Molecular pattern recognition

Answer 33

pattern recognition receptors bind complex molecules that are unique to microbes

-Known as Toll-LIke Receptors(TLR), but there are also others.
TLR are Leucine Rich Repeat(LRR) receptors

-Activation through TLR causes a strong innate immune response through an important inflammation pathway
*also drives adaptive immune response.
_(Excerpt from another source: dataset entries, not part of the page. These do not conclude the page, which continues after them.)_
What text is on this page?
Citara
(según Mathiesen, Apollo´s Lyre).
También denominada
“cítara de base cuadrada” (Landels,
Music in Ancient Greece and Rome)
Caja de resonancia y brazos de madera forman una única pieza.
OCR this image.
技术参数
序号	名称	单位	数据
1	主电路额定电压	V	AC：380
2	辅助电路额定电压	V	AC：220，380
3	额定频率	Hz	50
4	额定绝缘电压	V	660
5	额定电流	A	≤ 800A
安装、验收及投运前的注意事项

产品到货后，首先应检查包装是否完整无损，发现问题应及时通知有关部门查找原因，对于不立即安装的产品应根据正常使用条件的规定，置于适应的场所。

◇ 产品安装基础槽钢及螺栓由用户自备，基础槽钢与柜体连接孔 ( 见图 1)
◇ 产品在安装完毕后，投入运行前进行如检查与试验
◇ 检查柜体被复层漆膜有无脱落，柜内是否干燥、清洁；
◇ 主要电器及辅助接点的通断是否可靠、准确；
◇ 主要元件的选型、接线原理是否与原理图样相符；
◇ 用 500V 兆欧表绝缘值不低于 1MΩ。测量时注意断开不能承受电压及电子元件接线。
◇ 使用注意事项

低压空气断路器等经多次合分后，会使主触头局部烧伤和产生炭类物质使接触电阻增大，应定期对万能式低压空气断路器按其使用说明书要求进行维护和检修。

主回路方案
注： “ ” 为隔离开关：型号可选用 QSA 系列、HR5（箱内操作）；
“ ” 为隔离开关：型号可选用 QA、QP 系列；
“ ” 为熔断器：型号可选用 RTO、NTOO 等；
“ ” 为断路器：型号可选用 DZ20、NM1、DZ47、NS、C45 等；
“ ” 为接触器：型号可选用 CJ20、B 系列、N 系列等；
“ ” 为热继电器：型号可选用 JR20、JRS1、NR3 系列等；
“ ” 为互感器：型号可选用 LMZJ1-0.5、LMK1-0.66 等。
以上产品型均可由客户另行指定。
Amplification switch
regulates the strength, type of the immune response, and how to respond to a particualr organism

-can recognise viruses, bacteria, fungi, protozoa

Question 34

Pathogen associated molecular patterns(PAMPs)

Answer 34

• many different patterns
• molecules unique to microbes recognized by PRRs
• structurally complex
• evolutionary stable(essential to microbe function)
• stimulate the power “switch” for adaptive response

eg viral DNA, RNA, glycoproteins

Question 35

TLR4

Answer 35

the TLR for lipopolysaccharide (LPS)

• LPS is a membrane component of all gram -ve bacteria
• tiny ammounts induce a powerful innate response
• LPS is a “pyrogen” -causes fever when injected into the bloodstream
• release of LPS by gram -ve bacterial infections leads to life threatening Septic Shock

Question 36

septic shock

Answer 36

• overactivation of the immune system in response to LPS
• life threatening
• life support

Question 37

myeloid cell

Answer 37

A myeloid cell is a type of blood cell that originates in the bone marrow. As a myeloid cell matures into an adult blood cell, it will take on a specific role as a basophil, eosinophil, erythrocyte, macrophage, monocyte, neutrophil, or platelet.